I’m tired of my dead husband’s truck in my front yard. Sorry, Tim, but I am. I didn’t like that truck THE DAY YOU BOUGHT IT AND IT WAS SUCH A PIECE OF SHIT IT WOULDN’T DRIVE OFF THE LOT. You had to get it towed to a repair shop and get it worked on, but you were so proud because even with paying to get it worked on it was still cheaper than what you had budgeted, and it had an eight-foot bed and that was the thing you needed. But Truckenstein died before you did, and you still didn’t want to get rid of it. I’ve long since turned in the tag and cancelled the insurance, and while your brother mentions coming to get it every now and then, mostly, it’s just… a giant ornament in my yard that I see every time I look out my bedroom window. Or out the kitchen window. Or look on the front yard security camera. Or get in my car. Or come home. Or walk in the front yard at all. Seeing Truckenstein (even though that’s the best name for a car, ever) makes me so tired, and feel so heavy.
On a lighter note… I am not, as the song goes, tired of being admired.

The end. Peace out, y’all. xoxo

I once mentioned that i don’ t like Maria Callis and was TOLD. I didn’t much fire back because ^meh^ . She can be as technically perfect as she may be ; but to me she sounds like a cat with its tail under a rocker. I wonder if some one would come haul away the truck for parts for free ? I’m sure you’ve thought of that. Every single thing on your tied of list is valid and i admire you for juggling.
YOU TOO!!! AND I could NEVER see what Ari saw in her!
Indeed ; her personality was sour .
Let us know if we can do anything to lighten the load! Love, Aunt Gay and Unca Joe
Mourning happens when it happens. When cancer interrupted my job as my parents’ caretaker, I buried my emotional self so deep that it’s only now surfacing, two years later…it’s taken me that long to feel safe enough to process what I went through
M.A.S…
Call the PBS Station and tell them outright you have a junker to donate, they’ll come GET it haul it off and give you a rec’t for your taxes.
then call the brother and tell him somebody stole it. 😉
And REST. Also why NOT hire somebody for a couple weeks?If they just cleaned the kitchen and did laundry while you beat at the studio to try to get some Xma$ stuff up for sale.
Two weeks.

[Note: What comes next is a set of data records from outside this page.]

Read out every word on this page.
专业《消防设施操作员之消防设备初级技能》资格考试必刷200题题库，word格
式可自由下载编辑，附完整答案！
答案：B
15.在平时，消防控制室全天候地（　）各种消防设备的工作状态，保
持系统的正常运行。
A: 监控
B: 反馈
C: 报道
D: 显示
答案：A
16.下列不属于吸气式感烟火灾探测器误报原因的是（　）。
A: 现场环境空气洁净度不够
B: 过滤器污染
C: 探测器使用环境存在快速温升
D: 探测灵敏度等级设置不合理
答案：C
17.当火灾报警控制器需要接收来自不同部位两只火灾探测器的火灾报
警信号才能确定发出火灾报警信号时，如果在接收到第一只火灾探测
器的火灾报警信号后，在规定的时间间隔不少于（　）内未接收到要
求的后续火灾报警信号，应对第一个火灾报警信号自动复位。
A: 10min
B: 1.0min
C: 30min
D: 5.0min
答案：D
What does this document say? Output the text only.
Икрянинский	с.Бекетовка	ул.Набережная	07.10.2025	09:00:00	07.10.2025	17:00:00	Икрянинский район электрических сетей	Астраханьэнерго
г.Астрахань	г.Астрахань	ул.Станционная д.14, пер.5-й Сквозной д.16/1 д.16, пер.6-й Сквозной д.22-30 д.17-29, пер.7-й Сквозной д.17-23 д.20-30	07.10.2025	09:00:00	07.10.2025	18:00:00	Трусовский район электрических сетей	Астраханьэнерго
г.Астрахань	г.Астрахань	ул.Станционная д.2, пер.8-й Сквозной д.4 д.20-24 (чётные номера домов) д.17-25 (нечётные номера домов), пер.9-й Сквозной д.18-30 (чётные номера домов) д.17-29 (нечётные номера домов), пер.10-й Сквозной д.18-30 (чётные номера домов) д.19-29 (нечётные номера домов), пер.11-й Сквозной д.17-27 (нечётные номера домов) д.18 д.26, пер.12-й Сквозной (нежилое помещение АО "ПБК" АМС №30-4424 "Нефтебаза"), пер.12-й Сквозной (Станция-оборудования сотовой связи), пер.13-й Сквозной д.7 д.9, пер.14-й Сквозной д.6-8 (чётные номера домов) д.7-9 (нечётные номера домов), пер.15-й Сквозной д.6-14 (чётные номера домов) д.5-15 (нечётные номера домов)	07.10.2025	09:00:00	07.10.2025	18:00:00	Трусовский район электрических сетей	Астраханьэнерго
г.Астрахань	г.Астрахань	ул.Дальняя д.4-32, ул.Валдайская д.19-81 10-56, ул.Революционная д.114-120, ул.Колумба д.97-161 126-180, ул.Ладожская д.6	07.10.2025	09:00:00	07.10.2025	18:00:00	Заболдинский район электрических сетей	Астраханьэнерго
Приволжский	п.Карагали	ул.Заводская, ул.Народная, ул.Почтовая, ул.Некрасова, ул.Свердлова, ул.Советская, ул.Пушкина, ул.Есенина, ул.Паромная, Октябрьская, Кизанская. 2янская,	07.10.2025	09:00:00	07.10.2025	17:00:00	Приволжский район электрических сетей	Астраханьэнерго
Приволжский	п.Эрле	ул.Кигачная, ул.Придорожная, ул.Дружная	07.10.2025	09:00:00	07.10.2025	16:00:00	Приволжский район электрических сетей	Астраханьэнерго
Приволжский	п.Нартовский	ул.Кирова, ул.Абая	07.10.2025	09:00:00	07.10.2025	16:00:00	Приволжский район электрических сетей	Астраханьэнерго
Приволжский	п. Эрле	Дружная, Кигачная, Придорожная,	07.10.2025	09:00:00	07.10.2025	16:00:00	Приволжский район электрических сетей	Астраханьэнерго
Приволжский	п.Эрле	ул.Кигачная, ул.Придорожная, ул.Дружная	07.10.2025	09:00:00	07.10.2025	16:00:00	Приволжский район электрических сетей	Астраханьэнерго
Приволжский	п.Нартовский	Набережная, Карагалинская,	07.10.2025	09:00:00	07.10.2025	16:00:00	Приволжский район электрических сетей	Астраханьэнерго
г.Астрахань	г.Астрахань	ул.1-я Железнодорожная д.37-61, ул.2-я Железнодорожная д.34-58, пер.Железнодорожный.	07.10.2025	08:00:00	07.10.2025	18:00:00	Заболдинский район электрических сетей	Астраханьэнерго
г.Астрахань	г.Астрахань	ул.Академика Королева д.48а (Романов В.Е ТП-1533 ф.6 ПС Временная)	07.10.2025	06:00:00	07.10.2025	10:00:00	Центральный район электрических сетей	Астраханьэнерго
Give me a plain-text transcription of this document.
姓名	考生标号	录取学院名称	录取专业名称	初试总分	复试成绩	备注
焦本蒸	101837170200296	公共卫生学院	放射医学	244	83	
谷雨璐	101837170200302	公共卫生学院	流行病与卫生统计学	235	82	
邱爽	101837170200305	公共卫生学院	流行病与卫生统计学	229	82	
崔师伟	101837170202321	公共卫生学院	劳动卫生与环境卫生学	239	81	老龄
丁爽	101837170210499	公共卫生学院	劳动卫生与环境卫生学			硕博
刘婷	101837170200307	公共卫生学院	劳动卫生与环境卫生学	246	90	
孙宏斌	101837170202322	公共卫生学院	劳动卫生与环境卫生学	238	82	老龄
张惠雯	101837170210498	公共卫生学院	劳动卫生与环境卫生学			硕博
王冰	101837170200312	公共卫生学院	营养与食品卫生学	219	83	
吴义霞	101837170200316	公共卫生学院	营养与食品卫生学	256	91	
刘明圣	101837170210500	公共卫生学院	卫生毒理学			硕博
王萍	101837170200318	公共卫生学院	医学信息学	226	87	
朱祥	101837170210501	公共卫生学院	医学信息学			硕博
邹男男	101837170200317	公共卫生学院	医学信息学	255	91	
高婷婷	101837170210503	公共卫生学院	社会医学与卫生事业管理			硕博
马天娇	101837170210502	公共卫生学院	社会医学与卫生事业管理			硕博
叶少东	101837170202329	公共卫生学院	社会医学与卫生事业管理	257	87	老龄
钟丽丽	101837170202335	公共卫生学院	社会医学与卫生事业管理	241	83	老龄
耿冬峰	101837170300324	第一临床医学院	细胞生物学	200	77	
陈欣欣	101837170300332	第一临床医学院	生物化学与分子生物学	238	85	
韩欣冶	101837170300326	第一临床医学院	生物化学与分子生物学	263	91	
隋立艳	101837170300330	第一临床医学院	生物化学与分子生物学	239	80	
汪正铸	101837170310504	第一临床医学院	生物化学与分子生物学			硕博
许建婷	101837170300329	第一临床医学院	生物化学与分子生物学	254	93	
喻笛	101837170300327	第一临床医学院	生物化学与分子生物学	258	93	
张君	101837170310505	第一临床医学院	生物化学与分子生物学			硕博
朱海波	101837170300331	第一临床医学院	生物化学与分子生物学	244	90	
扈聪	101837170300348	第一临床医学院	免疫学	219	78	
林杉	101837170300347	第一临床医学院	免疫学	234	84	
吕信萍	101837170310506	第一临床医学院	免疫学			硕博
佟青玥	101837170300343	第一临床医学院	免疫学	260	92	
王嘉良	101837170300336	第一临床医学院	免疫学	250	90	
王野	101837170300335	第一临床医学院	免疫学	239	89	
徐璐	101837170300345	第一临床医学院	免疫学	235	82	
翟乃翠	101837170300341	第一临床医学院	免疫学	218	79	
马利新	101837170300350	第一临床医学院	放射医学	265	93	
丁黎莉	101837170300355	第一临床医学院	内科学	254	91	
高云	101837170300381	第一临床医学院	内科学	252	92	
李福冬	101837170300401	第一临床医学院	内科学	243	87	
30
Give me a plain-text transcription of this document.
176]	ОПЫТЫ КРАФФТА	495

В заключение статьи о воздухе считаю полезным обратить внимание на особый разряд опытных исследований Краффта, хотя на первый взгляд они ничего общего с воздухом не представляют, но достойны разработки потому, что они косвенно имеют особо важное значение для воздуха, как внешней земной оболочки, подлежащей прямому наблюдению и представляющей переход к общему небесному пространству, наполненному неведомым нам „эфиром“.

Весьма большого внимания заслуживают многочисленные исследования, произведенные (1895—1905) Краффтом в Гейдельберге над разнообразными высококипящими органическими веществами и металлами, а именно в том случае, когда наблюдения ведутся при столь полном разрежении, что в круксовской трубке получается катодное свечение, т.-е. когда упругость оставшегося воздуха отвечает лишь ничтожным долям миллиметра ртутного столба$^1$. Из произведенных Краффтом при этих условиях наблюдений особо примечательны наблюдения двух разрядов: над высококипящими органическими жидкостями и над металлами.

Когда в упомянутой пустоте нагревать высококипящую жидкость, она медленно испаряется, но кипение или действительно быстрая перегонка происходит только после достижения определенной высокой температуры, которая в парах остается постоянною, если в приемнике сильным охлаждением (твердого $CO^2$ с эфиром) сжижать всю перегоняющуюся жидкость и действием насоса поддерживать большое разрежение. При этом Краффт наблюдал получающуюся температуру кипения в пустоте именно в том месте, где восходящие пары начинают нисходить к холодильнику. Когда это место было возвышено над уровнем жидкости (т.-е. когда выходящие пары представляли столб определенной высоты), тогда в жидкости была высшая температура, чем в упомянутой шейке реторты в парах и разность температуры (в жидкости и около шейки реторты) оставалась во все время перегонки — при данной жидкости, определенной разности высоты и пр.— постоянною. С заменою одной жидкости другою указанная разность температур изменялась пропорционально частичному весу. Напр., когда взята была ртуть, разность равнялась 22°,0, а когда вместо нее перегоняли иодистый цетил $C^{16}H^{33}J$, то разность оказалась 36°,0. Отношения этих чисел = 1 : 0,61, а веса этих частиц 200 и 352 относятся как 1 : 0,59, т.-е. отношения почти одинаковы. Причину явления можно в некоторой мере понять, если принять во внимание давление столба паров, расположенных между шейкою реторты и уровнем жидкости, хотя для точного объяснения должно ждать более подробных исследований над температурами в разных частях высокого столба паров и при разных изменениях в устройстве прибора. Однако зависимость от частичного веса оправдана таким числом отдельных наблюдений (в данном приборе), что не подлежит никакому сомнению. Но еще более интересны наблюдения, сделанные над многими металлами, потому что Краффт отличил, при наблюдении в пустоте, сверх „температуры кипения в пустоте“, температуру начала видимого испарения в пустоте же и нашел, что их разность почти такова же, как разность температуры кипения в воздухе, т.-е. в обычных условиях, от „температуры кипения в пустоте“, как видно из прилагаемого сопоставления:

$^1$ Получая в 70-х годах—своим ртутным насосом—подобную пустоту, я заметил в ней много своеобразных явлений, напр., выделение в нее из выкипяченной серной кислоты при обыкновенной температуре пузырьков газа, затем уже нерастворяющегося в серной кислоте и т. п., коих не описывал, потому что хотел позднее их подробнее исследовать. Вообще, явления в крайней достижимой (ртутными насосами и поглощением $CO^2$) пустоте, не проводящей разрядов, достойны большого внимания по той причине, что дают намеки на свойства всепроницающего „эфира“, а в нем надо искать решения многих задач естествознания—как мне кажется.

You have permission, right gang???
In any case never forget that WE are PROUD of you and by ghod you grieve as you need to! F them idjits!
Also, re: dog… Bear spray? Not right on the poor thing but area denial. $20 on amazon and handy thing to have. Don’t mess with the itty-bitty things get one you can hold in two hands.
there… I’ll go back to the UN now and work on whirled peas!
and CAREFULLY cooked dinner.
You can always call me and tell me whatever you like. You’ll never be too depressing, too burdensome, or anything other amazing. I feel you with the tired and can’t get anything done around the house. It me. I don’t even have being ill to blame. Trying to manage everything takes so much mental effort it makes you exhausted.